Crazy, right? Or is it? God says, “My ways are not your ways.” What if that’s not only true for God but for each of us as well? For 70 years you’ve practiced the ways of others; you’ve been a loyal member of team Homo, and you’ve used that membership to accumulate assets, acculturate progeny, and leave a legacy. But now it’s back to reality, to yourself alone. It’s time again to heed the caterpillar’s question (“Who R U?”); now, for the first time since birth, it’s, once again, safe to ask the question: who are all these people around me?
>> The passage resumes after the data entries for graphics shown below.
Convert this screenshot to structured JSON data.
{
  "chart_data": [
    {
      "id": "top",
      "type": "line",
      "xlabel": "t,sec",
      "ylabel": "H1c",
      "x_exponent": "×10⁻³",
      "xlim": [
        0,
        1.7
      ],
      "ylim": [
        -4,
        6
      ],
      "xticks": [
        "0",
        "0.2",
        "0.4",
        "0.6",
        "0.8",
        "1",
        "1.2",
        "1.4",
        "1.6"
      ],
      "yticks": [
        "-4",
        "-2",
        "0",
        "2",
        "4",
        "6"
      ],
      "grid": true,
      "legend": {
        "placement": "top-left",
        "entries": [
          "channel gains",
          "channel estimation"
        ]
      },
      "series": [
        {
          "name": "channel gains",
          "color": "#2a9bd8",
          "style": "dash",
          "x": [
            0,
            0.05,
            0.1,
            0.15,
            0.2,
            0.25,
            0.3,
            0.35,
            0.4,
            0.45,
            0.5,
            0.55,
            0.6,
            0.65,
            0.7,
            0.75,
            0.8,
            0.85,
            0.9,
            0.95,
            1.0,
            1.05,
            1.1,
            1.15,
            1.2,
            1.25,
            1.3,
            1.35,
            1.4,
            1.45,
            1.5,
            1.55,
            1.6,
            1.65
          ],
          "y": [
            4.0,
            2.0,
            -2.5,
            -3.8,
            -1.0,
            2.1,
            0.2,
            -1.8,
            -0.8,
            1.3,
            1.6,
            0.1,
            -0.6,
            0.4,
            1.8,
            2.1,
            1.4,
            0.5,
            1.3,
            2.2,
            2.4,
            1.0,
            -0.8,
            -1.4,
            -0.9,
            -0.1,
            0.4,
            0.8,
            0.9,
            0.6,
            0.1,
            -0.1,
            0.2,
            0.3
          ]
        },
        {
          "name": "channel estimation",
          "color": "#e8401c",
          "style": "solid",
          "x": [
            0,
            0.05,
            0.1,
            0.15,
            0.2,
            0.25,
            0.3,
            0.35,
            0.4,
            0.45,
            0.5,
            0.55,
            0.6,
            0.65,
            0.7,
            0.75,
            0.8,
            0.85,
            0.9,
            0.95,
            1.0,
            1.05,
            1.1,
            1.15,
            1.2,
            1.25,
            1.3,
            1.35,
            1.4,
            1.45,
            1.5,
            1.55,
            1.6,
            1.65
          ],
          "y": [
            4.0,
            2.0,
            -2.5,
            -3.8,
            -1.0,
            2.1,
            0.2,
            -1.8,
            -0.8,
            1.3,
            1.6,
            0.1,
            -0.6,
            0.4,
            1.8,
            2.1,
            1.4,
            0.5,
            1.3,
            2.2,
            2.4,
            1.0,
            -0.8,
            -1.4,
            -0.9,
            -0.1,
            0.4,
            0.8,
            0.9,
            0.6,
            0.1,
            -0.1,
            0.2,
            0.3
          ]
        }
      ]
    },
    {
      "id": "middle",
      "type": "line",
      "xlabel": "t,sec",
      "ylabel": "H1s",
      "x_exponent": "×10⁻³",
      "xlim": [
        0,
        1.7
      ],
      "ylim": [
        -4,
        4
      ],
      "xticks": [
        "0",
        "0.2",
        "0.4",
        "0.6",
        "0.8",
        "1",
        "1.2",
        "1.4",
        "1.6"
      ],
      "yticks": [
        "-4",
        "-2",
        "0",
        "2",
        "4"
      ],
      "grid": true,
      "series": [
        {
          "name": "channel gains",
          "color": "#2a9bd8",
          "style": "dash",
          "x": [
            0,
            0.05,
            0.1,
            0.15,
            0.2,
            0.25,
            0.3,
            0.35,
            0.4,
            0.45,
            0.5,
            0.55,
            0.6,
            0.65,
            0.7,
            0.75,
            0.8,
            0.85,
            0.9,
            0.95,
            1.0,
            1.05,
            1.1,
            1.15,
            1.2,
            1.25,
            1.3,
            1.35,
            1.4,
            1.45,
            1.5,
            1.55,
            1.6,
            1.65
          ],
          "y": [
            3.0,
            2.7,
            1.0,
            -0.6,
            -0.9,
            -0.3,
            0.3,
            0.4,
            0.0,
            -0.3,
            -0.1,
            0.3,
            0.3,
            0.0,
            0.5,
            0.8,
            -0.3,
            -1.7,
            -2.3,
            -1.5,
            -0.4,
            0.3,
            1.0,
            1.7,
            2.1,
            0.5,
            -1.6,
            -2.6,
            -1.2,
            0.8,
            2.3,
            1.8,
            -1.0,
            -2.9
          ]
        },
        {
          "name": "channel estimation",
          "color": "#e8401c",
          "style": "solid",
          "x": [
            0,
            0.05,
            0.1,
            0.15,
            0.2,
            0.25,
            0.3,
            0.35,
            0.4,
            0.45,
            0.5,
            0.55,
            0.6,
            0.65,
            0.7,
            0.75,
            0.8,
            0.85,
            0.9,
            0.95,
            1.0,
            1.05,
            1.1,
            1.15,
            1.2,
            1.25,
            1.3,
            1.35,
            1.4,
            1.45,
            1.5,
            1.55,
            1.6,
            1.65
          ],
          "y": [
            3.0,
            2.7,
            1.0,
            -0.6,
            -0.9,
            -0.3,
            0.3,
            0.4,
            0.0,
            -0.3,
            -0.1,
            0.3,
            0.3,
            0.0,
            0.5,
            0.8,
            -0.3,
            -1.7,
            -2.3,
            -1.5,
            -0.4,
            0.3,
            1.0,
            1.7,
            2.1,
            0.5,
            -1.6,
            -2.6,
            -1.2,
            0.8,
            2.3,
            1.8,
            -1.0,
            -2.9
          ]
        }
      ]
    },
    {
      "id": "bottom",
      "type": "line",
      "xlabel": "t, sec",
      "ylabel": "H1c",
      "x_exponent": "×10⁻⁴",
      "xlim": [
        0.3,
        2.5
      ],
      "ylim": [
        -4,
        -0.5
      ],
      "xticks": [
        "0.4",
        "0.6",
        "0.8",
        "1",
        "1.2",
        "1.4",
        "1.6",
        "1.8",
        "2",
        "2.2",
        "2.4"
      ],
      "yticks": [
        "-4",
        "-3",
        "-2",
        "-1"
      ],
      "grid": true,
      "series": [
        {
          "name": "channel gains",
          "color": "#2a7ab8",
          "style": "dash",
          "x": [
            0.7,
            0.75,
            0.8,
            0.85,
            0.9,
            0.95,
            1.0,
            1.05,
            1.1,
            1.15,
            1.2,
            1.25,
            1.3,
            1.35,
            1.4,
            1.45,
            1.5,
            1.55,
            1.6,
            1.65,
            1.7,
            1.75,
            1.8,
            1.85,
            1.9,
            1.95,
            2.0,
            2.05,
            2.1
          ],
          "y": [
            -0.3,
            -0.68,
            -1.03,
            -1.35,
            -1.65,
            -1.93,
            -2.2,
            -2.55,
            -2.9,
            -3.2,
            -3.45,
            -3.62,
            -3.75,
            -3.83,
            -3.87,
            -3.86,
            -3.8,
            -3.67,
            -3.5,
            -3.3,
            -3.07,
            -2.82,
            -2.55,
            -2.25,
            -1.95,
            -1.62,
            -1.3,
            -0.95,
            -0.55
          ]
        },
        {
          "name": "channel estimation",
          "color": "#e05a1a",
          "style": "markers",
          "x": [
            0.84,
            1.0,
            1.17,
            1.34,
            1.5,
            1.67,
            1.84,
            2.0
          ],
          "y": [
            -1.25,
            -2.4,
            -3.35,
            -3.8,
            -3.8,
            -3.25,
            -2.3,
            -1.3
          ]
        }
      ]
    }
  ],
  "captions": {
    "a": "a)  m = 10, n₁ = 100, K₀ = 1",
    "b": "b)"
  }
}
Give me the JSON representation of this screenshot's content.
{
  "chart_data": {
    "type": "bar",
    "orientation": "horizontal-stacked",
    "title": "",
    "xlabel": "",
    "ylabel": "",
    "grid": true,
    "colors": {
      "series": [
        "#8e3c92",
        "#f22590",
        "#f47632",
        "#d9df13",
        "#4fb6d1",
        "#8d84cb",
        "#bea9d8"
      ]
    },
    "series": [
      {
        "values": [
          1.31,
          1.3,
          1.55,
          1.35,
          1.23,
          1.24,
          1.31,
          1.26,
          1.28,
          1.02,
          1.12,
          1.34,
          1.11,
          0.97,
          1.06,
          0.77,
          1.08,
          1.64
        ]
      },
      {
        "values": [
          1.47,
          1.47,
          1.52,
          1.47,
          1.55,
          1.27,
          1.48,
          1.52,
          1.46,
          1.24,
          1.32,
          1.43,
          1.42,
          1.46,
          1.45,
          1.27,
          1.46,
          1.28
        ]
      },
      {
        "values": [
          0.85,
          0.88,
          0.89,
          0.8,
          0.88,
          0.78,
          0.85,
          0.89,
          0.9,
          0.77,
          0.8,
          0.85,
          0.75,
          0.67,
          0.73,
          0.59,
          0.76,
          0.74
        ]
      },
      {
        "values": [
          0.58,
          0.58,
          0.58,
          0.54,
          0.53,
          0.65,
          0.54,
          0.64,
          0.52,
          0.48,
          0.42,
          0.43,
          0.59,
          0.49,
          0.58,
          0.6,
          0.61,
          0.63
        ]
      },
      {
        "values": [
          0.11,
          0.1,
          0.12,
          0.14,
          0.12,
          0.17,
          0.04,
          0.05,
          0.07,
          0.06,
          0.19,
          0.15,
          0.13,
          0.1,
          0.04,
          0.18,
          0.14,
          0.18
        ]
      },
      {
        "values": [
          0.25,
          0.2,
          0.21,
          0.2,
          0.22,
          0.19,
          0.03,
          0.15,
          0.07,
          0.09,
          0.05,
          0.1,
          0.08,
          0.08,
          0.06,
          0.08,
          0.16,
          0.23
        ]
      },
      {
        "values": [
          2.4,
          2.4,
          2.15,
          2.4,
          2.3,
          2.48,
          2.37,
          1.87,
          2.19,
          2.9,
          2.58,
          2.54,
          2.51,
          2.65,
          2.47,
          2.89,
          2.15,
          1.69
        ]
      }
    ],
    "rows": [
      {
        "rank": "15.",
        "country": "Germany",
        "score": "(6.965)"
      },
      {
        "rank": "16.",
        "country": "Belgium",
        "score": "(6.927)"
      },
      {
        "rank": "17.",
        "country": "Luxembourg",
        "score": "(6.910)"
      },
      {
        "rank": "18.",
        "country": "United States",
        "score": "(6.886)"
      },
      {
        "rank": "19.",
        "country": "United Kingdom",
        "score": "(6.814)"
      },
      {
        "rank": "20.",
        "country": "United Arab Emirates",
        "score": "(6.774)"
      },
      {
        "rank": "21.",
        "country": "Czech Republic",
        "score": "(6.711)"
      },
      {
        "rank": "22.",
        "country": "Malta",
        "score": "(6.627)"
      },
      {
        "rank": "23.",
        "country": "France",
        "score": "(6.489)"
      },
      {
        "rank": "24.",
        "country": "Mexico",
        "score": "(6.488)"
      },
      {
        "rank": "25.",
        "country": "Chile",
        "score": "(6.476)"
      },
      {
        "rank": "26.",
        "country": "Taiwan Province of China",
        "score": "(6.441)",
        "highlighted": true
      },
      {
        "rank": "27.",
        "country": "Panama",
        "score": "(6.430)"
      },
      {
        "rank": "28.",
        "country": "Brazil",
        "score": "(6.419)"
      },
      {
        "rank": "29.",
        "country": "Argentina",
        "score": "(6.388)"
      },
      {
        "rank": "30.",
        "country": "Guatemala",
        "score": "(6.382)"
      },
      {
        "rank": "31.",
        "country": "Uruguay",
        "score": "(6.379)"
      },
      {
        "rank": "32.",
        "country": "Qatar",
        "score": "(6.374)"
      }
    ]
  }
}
For almost all of my 70 years, I’ve assumed that everyone I meet is just like me. They are my neighbors, and it is a core tenet of Judeo-Christian culture that I am to love these neighbors as myself. Well and good. Of course, we should treat others with charity and respect…but we could apply the same standard to a pet dog or a loyal ox. What if my so-called ‘neighbor’ is no more like me than the robin on my windowsill?
We are entertaining a corollary of Hugh Everett’s Many Worlds Interpretation of quantum mechanics. Not only does the universe bifurcate with each ‘event’ but our species bifurcates at every birth. To me, the world appears more and more as ‘me and you’, not as ‘I and thou’, and perhaps you’re having the exact same experience.
To me, you are a member of the genus other. To me, that genus is homogeneous: ‘you’re just like all the others!’ Except you’re not! From your perspective, I am in the genus other, and it is you who is unique. Following that logic, of course, every one of us is unique, everyone a universe unto herself.